Before we entered the space, we were handed plastic masks which were pretty terrifying to look at – beige in colour, with intense razor edged cheekbones and strange duck shaped beaks. Each audience member wears the mask, to distinguish who is an actor (without masks) and who is a spectator like you. The masks also served to add to quite a tense and unsettling atmosphere which you would expect from a murder story. Several times I was nearly scared half to death as a hollow duck billed face loomed out the darkness towards me! It also made me feel really uneasy when seeing a herd of masked individuals following actors around, as I find mob mentality a bit chilling. All of which does well to add to the sense of mystery and paranoia the two spurned lovers experience.
You are then sent into a vast warehouse and encouraged to explore and travel on a personal journey throughout the story and through a series of the most amazingly intricate “sets” I’ve ever experienced. Each floor of the warehouse is a different setting – including the streets outside the film studio (with motel rooms, shops, and cinema), inside the film studio lots (with fully made up stages, board rooms, make up and costume rooms) a saloon style bar, a forest and a desert. WHAT?! It’s seriously brilliant! And these are all open for you to roam around and poke about in! You are encouraged to open doors, rifle through drawers, read all the detailed paper work lying around and basically do what you want! It really is remarkable the detail it goes into, the sheer size of the theatrical world you’re in and the novelty that you can explore it all and reach out and touch the theatre you are a part of. This was my favourite part about The Drowned Man, particularly in the first half hour when it really was extremely novel.
This novelty soon wore off though and I became tired of wandering around and longed for some more action. I paid money to come see some acting, not just entertain myself! Entry times were staggered – us going in at 5:30- so I think we had about half an hour to wait for the entire audience to be let in, and by this time I had had a good look around the first level of sets. Eventually actors were “released” into the sets and we started to notice audience members following them around, so decided to do the same, and were led to different rooms and even different floors as the characters moved around. Again this quickly became tiresome and it was a bit confusing as to which actor you should follow (as they were all over the place) and working out who they were and what they were doing. And when with one actor, you obviously missed out on another chunk of action from another. As the hours wore on, I certainly did get very tired of having to run around trying to find actors and actually see some performing (there were large periods of times when you could just be wandering about trying to find something going on). Often when you did find something, the crowd of masked audience members was so large you couldn’t actually see anything. One piece of acting took place in a very small tent in the desert, so obviously only the 10 or so audience members at the very opening could see inside to what was going on. The rest of us were left bobbing up and down trying to get a glimpse of the action, or else loitering outside boredly waiting for them to move on somewhere else.

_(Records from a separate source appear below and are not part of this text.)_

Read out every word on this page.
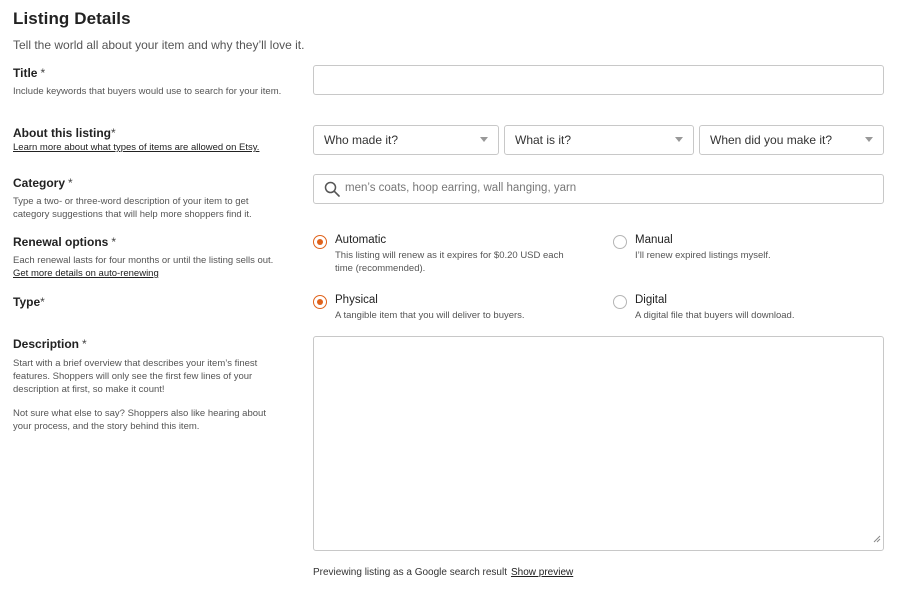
Listing Details

Tell the world all about your item and why they’ll love it.

Title *
Include keywords that buyers would use to search for your item.
About this listing*
Learn more about what types of items are allowed on Etsy.
Who made it?	What is it?	When did you make it?
Category *
Type a two- or three-word description of your item to get category suggestions that will help more shoppers find it.
men’s coats, hoop earring, wall hanging, yarn
Renewal options *
Each renewal lasts for four months or until the listing sells out. Get more details on auto-renewing
Automatic
This listing will renew as it expires for $0.20 USD each time (recommended).
Manual
I’ll renew expired listings myself.
Type*	Physical
A tangible item that you will deliver to buyers.
Digital
A digital file that buyers will download.
Description *
Start with a brief overview that describes your item’s finest features. Shoppers will only see the first few lines of your description at first, so make it count!
Not sure what else to say? Shoppers also like hearing about your process, and the story behind this item.
Previewing listing as a Google search result Show preview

I can’t say I was overly impressed with the acting once I saw some either. There was a lot of interpretive writhing around on the floor in silence, which was impressive the first time, but soon got tired and repetitive. One scene of two men cleaning the board room in the studios was well done, with them jumping over one another, almost stage fighting / dancing off each other, but even this then went on for five minutes too long. I was left with a distinct lack of enthusiasm for any of the performances I saw.
We were in the warehouse for 3 ½ hours in the end, with the finale culminating in a huge group dance scene with the whole audience ushered down to the basement together. Whilst this was quite impressive, by this stage I was so tired of being herded around, and was too busy trying not fall over as I was forced to kneel awkwardly on the bark strewn floor, I couldn’t care less what was happening in front of me. Had I had some of this level of performance 3 hours ago, I might have been more interested.